Tuesday, 3 June 2003

The Day Of The Jackals

by Arundhati Roy

Mesopotamia. Babylon. The Tigris and Euphrates. How many children, in how many classrooms, over how many centuries, have hang-glided through the past, transported on the wings of these words?

And now the bombs have fallen, incinerating and humiliating that ancient civilization.

On the steel torsos of their missiles, adolescent American soldiers scrawled colorful messages in childish handwriting: "For Saddam, from the Fat Boy Posse."

A building went down. A market place. A home. A girl who loved a boy. A child who only ever wanted to play with his older brother’s marbles.

On the March 21--the day after American and British troops began their illegal invasion and occupation of Iraq--an "embedded" CNN correspondent interviewed an American soldier. "I wanna get in there and get my nose dirty," Private A.J. said. "I wanna take revenge for 9/11."

To be fair to the correspondent, even though he was "embedded," he did sort of weakly suggest that so far there was no real evidence that linked the Iraqi government to the September 11, 2001, attacks. Private A.J. stuck his teenage tongue out all the way down to the end of his chin. "Yeah, well, that stuff’s way over my head," he said.

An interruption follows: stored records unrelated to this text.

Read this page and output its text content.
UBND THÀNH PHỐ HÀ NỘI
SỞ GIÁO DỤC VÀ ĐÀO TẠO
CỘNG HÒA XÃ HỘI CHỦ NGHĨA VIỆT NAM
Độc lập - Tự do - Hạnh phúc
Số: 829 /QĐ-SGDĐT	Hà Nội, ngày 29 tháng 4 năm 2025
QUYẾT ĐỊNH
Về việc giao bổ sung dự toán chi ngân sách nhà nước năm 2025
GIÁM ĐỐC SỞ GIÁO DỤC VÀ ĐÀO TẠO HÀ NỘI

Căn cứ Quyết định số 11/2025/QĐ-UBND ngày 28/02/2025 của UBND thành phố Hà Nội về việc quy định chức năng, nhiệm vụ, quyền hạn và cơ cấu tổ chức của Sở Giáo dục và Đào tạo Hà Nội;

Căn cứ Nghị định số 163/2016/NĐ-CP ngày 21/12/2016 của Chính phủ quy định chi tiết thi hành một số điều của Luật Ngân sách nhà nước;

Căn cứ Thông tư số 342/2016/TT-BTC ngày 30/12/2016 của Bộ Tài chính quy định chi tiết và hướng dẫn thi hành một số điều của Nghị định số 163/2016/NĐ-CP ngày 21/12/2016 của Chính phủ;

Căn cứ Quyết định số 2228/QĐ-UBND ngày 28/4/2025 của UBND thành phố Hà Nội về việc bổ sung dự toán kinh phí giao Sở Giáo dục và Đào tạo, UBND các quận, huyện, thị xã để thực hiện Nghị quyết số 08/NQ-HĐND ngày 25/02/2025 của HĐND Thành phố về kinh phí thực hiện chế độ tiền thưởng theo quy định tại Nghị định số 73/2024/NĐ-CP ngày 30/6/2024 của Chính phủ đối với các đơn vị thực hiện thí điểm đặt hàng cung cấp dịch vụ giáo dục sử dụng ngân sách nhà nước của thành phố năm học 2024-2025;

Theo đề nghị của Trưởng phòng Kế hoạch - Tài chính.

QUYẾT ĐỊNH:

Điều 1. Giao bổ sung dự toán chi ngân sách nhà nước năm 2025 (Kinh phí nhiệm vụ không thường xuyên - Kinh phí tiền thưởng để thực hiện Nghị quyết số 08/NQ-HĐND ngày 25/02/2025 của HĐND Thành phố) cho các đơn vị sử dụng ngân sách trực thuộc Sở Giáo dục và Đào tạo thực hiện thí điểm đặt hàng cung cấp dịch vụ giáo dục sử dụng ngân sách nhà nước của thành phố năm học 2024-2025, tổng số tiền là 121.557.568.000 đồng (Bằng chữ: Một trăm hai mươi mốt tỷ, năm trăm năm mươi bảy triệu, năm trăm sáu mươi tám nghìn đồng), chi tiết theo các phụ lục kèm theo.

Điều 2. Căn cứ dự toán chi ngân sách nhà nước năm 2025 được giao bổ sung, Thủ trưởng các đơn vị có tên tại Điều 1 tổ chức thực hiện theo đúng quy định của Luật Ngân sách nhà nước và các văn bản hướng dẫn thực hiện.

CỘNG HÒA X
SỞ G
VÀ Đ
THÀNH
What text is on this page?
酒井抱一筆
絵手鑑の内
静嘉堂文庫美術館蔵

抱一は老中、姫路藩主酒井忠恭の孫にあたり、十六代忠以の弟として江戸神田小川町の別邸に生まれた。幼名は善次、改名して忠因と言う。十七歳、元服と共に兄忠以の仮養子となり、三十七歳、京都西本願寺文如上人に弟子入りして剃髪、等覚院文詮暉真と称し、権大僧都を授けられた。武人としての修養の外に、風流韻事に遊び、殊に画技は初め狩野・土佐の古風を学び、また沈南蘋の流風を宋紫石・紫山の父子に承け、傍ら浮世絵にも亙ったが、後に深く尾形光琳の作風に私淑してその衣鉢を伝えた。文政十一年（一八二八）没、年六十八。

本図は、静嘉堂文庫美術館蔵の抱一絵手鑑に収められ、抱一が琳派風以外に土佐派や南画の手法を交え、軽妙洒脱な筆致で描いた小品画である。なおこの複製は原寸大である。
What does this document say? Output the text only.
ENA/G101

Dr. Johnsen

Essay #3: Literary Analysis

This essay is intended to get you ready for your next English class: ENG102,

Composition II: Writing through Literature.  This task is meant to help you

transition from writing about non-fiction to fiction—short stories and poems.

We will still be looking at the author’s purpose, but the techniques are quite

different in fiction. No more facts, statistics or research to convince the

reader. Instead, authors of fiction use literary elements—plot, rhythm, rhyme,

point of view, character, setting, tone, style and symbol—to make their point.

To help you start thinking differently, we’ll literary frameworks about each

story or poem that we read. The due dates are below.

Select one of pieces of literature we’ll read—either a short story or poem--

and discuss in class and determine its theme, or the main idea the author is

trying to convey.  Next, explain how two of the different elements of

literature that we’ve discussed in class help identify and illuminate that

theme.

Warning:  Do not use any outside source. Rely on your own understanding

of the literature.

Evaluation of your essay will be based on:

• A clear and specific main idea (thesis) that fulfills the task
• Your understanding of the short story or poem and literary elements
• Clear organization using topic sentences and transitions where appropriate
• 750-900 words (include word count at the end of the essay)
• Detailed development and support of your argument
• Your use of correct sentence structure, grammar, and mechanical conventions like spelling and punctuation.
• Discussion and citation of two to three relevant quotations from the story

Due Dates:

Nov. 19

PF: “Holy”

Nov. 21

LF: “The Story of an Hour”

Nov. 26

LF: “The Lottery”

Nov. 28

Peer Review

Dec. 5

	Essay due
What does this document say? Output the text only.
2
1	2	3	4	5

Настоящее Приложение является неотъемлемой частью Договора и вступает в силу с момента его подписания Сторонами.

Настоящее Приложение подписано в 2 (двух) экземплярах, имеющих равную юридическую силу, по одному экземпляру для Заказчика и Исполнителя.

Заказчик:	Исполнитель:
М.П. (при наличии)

When the United States invaded Iraq, a New York Times/CBS News survey estimated that 42 percent of the American public believed that Saddam Hussein was directly responsible for the September 11 attacks on the World Trade Center and the Pentagon. And an ABC news poll said that 55 percent of Americans believed that Saddam Hussein directly supported al-Qaeda. None of this opinion is based on evidence (because there isn’t any). All of it is based on insinuation, auto-suggestion and outright lies circulated by the U.S. corporate media.

Public support in the U.S. for the war against Iraq was founded on a multi-tiered edifice of falsehood and deceit, coordinated by the U.S. government and faithfully amplified by the press.

We had the invented links between Iraq and al-Qaeda. We had the manufactured frenzy about Iraq’s "weapons of mass destruction." No weapons of mass destruction have been found. Not even a little one.